Because we are giving away height and weight we have to play at a furious tempo and we must tackle when South Africa has the ball until our eyes are starry. —Japan’s coach, Australian Eddie Jones
In the 1995 World Cup the All Blacks beat Japan 145-17. Since then their game has come a long way, but prior to the weekend they had had only one match win in a World Cup. This changed in Brighton on Saturday, when they caused one of the biggest upsets in rugby history by beating South Africa 34-32 with a try in the 84th minute. The crowd was delirious as they knew they had seen an historic match. There was scarcely a dry eye in the ground.

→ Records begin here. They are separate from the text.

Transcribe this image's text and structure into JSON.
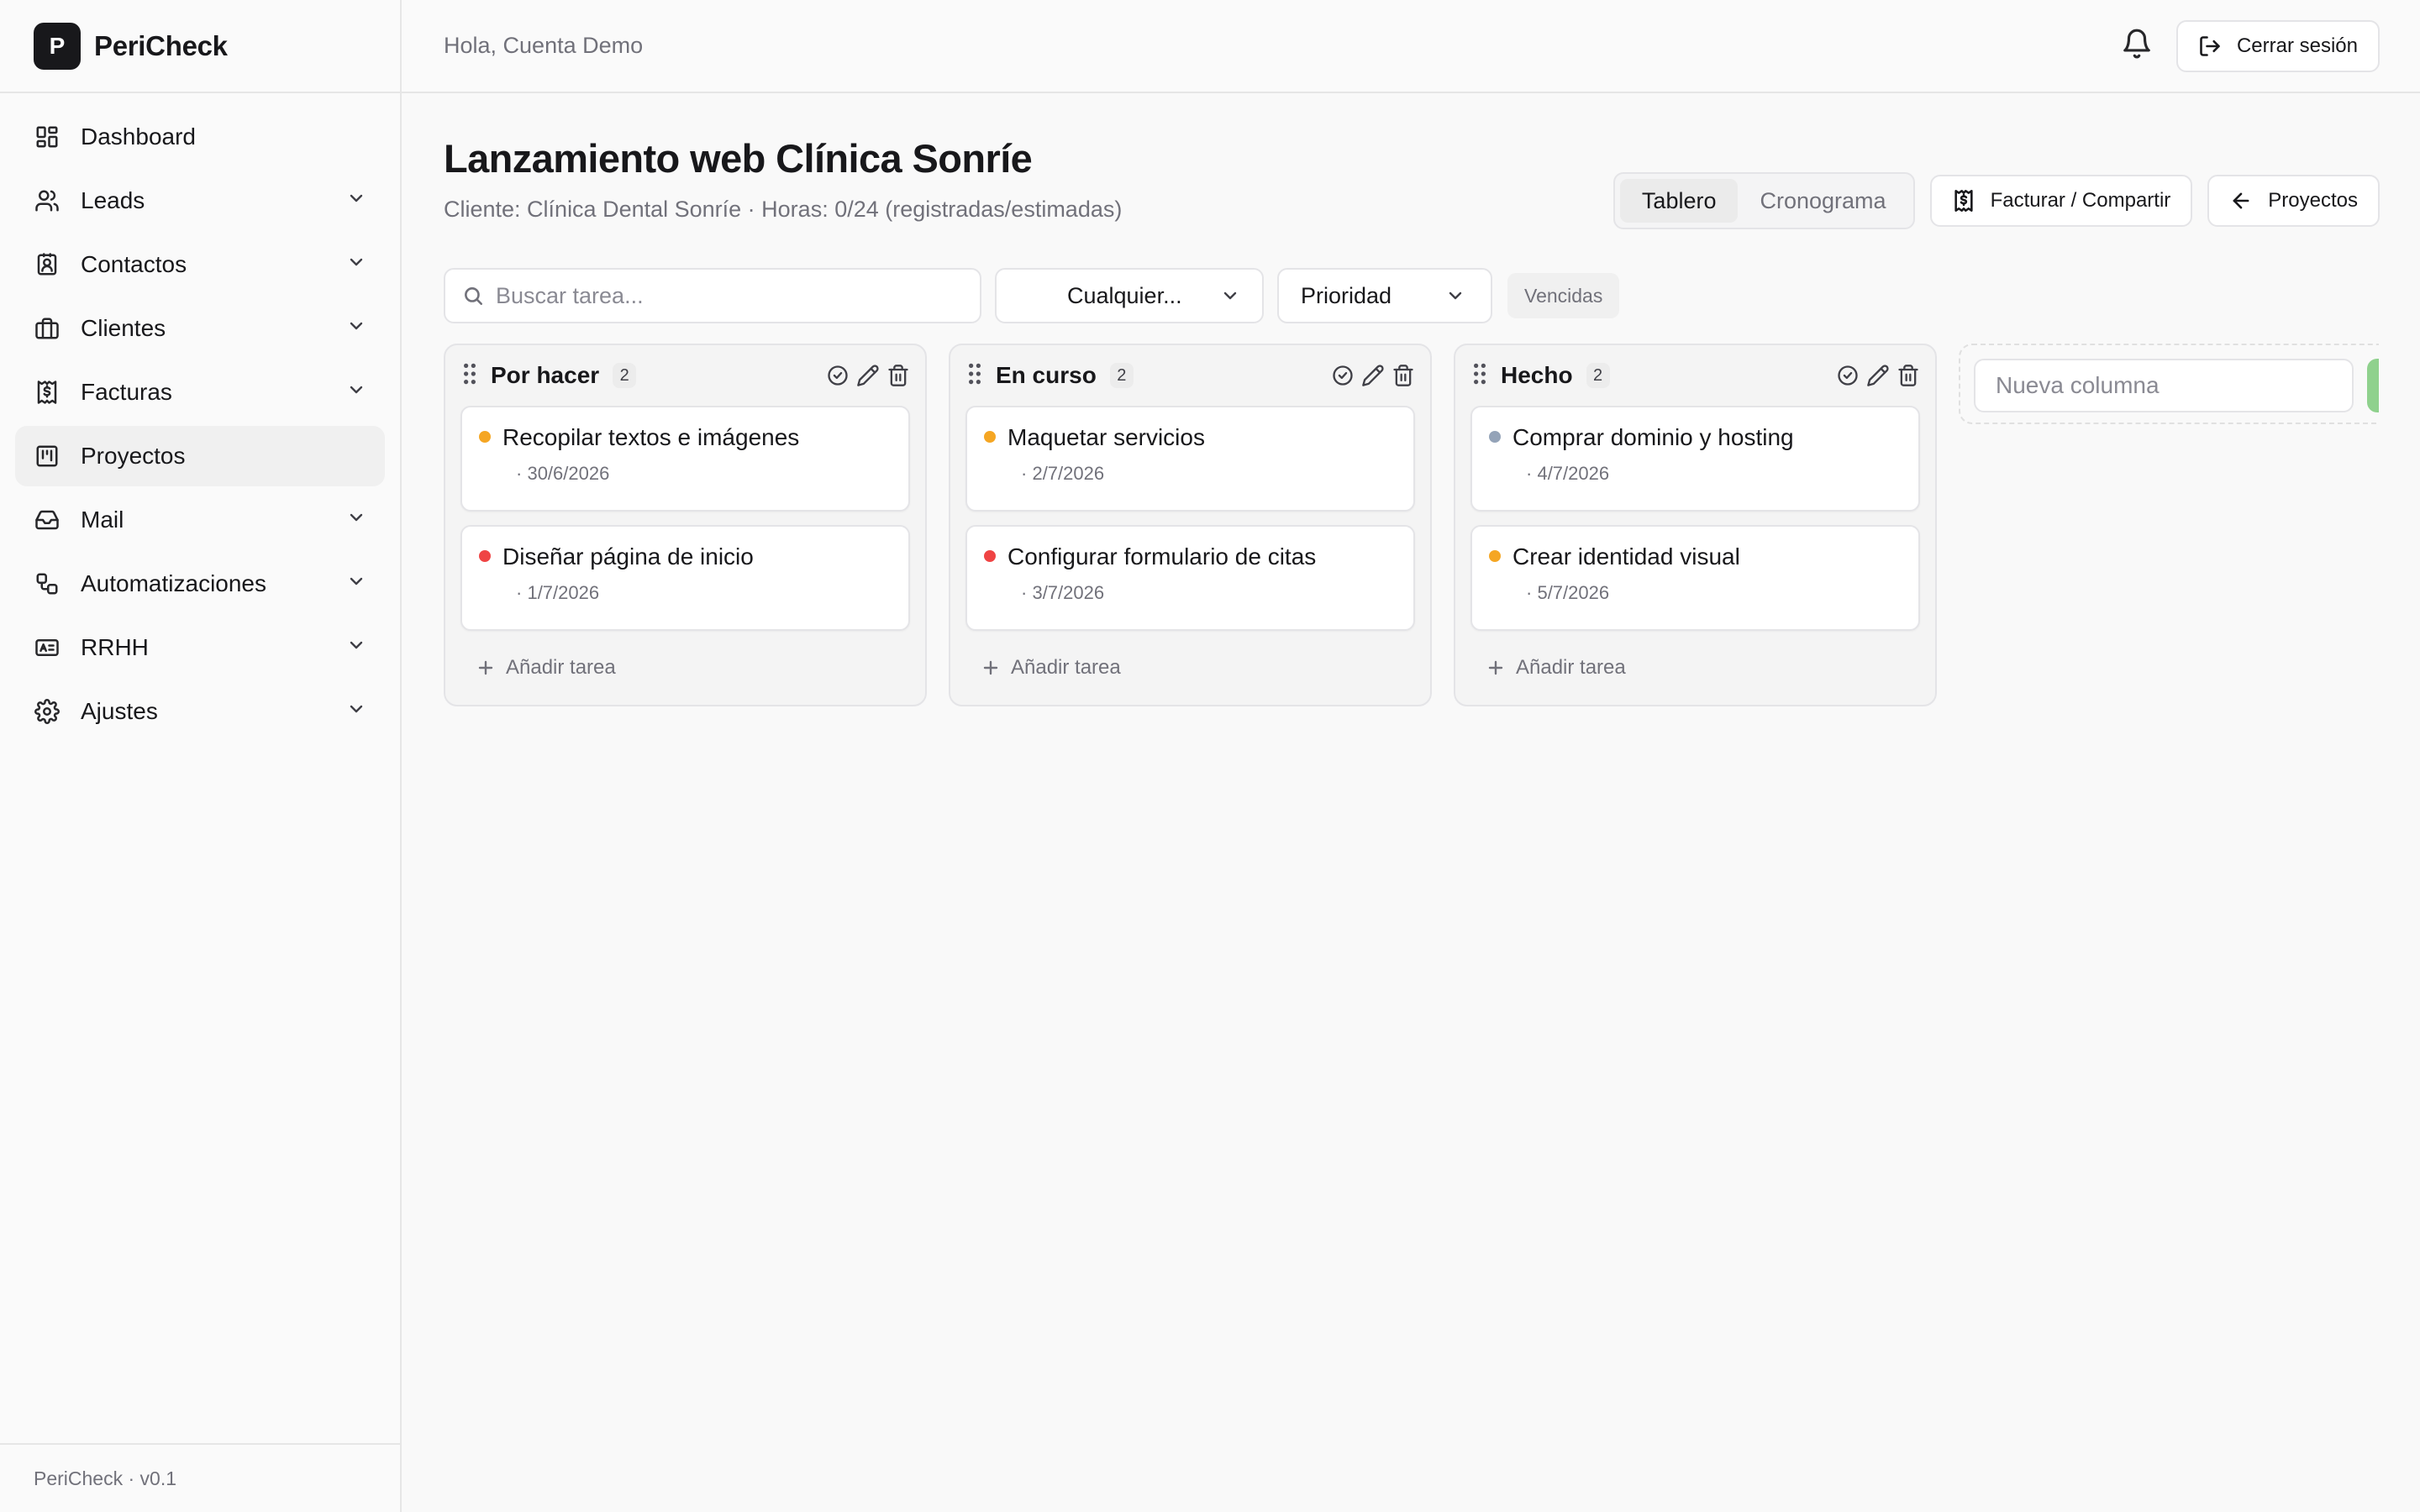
{
  "app": {
    "logo_letter": "P",
    "name": "PeriCheck",
    "version": "PeriCheck · v0.1"
  },
  "topbar": {
    "greeting": "Hola, Cuenta Demo",
    "logout_label": "Cerrar sesión"
  },
  "sidebar": {
    "items": [
      {
        "label": "Dashboard",
        "icon": "dashboard-icon",
        "expandable": false,
        "active": false
      },
      {
        "label": "Leads",
        "icon": "users-icon",
        "expandable": true,
        "active": false
      },
      {
        "label": "Contactos",
        "icon": "contact-card-icon",
        "expandable": true,
        "active": false
      },
      {
        "label": "Clientes",
        "icon": "briefcase-icon",
        "expandable": true,
        "active": false
      },
      {
        "label": "Facturas",
        "icon": "invoice-icon",
        "expandable": true,
        "active": false
      },
      {
        "label": "Proyectos",
        "icon": "kanban-icon",
        "expandable": false,
        "active": true
      },
      {
        "label": "Mail",
        "icon": "inbox-icon",
        "expandable": true,
        "active": false
      },
      {
        "label": "Automatizaciones",
        "icon": "workflow-icon",
        "expandable": true,
        "active": false
      },
      {
        "label": "RRHH",
        "icon": "id-card-icon",
        "expandable": true,
        "active": false
      },
      {
        "label": "Ajustes",
        "icon": "gear-icon",
        "expandable": true,
        "active": false
      }
    ]
  },
  "project": {
    "title": "Lanzamiento web Clínica Sonríe",
    "subtitle": "Cliente: Clínica Dental Sonríe · Horas: 0/24 (registradas/estimadas)"
  },
  "view_toggle": {
    "options": [
      "Tablero",
      "Cronograma"
    ],
    "selected": "Tablero"
  },
  "actions": {
    "invoice_share": "Facturar / Compartir",
    "back_projects": "Proyectos"
  },
  "filters": {
    "search_placeholder": "Buscar tarea...",
    "assignee_value": "Cualquier...",
    "priority_value": "Prioridad",
    "overdue_label": "Vencidas"
  },
  "colors": {
    "high": "#ef4444",
    "medium": "#f5a623",
    "low": "#94a3b8",
    "accent_green": "#8fd18d"
  },
  "columns": [
    {
      "title": "Por hacer",
      "count": "2",
      "add_label": "Añadir tarea",
      "tasks": [
        {
          "title": "Recopilar textos e imágenes",
          "date": "30/6/2026",
          "priority": "medium"
        },
        {
          "title": "Diseñar página de inicio",
          "date": "1/7/2026",
          "priority": "high"
        }
      ]
    },
    {
      "title": "En curso",
      "count": "2",
      "add_label": "Añadir tarea",
      "tasks": [
        {
          "title": "Maquetar servicios",
          "date": "2/7/2026",
          "priority": "medium"
        },
        {
          "title": "Configurar formulario de citas",
          "date": "3/7/2026",
          "priority": "high"
        }
      ]
    },
    {
      "title": "Hecho",
      "count": "2",
      "add_label": "Añadir tarea",
      "tasks": [
        {
          "title": "Comprar dominio y hosting",
          "date": "4/7/2026",
          "priority": "low"
        },
        {
          "title": "Crear identidad visual",
          "date": "5/7/2026",
          "priority": "medium"
        }
      ]
    }
  ],
  "new_column": {
    "placeholder": "Nueva columna"
  }
}
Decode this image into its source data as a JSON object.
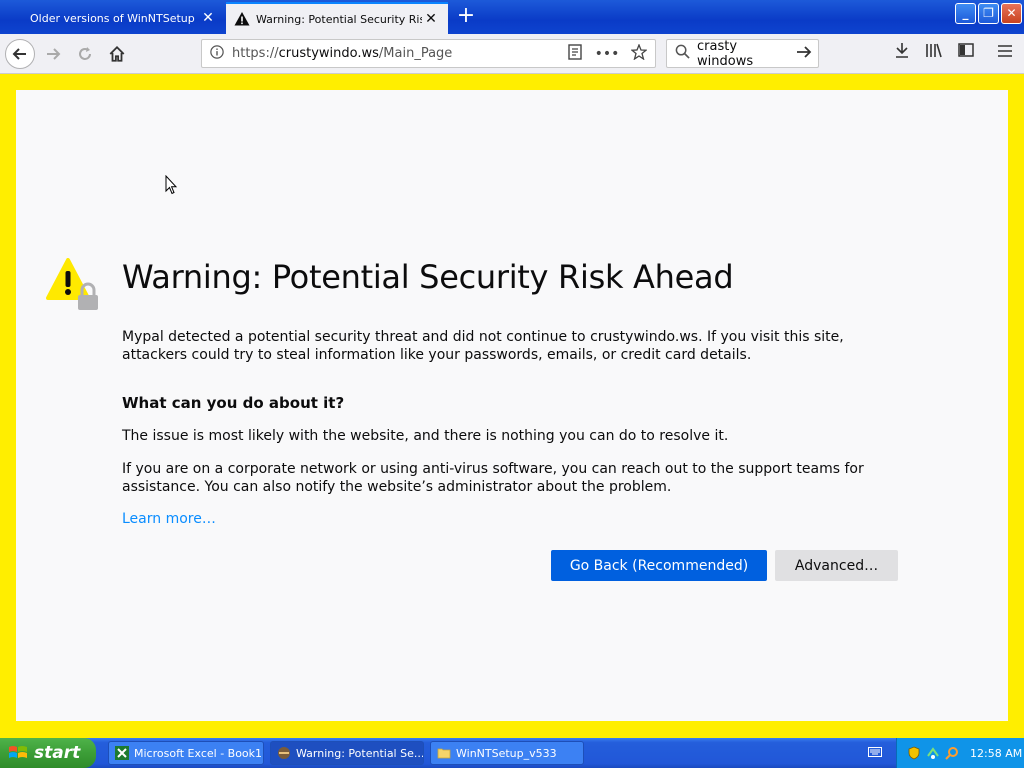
{
  "browser": {
    "tabs": [
      {
        "label": "Older versions of WinNTSetup (W",
        "close": "✕"
      },
      {
        "label": "Warning: Potential Security Risk A",
        "close": "✕"
      }
    ],
    "new_tab": "+",
    "window_buttons": {
      "minimize": "_",
      "restore": "❐",
      "close": "✕"
    },
    "url_prefix": "https://",
    "url_host": "crustywindo.ws",
    "url_path": "/Main_Page",
    "search_value": "crasty windows"
  },
  "page": {
    "title": "Warning: Potential Security Risk Ahead",
    "intro": "Mypal detected a potential security threat and did not continue to crustywindo.ws. If you visit this site, attackers could try to steal information like your passwords, emails, or credit card details.",
    "question": "What can you do about it?",
    "para1": "The issue is most likely with the website, and there is nothing you can do to resolve it.",
    "para2": "If you are on a corporate network or using anti-virus software, you can reach out to the support teams for assistance. You can also notify the website’s administrator about the problem.",
    "learn_more": "Learn more…",
    "go_back": "Go Back (Recommended)",
    "advanced": "Advanced…"
  },
  "taskbar": {
    "start": "start",
    "tasks": [
      {
        "label": "Microsoft Excel - Book1"
      },
      {
        "label": "Warning: Potential Se..."
      },
      {
        "label": "WinNTSetup_v533"
      }
    ],
    "clock": "12:58 AM"
  },
  "colors": {
    "frame": "#ffee00",
    "primary_button": "#0060df",
    "link": "#0a8dff"
  }
}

A great victory against a strong South African team
This Japanese side is extremely fit and very well coached. In the last 10 minutes the Springboks were exhausted and the Japanese dominated play. Although the South Africans scored four tries to three, Japan deserved to win. All the team played very well, however full back Goromaru was exceptional with five penalties, two conversions and a beautifully worked backline try.
It was a great game to watch and both sides contributed to the spectacle. The Springboks had a full strength team except for their best first five, Handre Pollard, however he did come on late in the second half. Did the South Africans expect a cake walk in their first game? Hard to say.
The score was close throughout, but at 29-22 ahead after 65 minutes and a line-out 10 metres from the Japanese line, the game looked won for the favourites. But the Springboks made too many mistakes.
A knock on from that line-out and then a missed opportunity to score in the 72nd minute cost them dearly. Pollard made a wonderful break from 30 metres out and looked as if he would score. He was tackled 8 metres short and Strauss, who had scored an excellent try earlier, went close. Then, with unmarked players on the left, they failed to swing the ball wide. A minute later, again a failure to pass to unmarked players on the right saw a certain try-scoring opportunity squandered.
Few mistakes and huge commitment
The Japanese won because they made very few mistakes. They
- tackled low and hard
- made one handling error!
- hooked the ball quickly from scrums
- lost only one line-out.
Above all they played with passion and commitment, and were convinced they could win. After a 75th minute penalty to South Africa, the momentum shifted and the fired-up Japanese team could smell victory.
With the crowd behind them, they turned down the opportunity to take a draw with a penalty kick and kept pressing inside the Springbok 22. Deep into injury time they swung the ball to left and Hesketh scored the history-making try.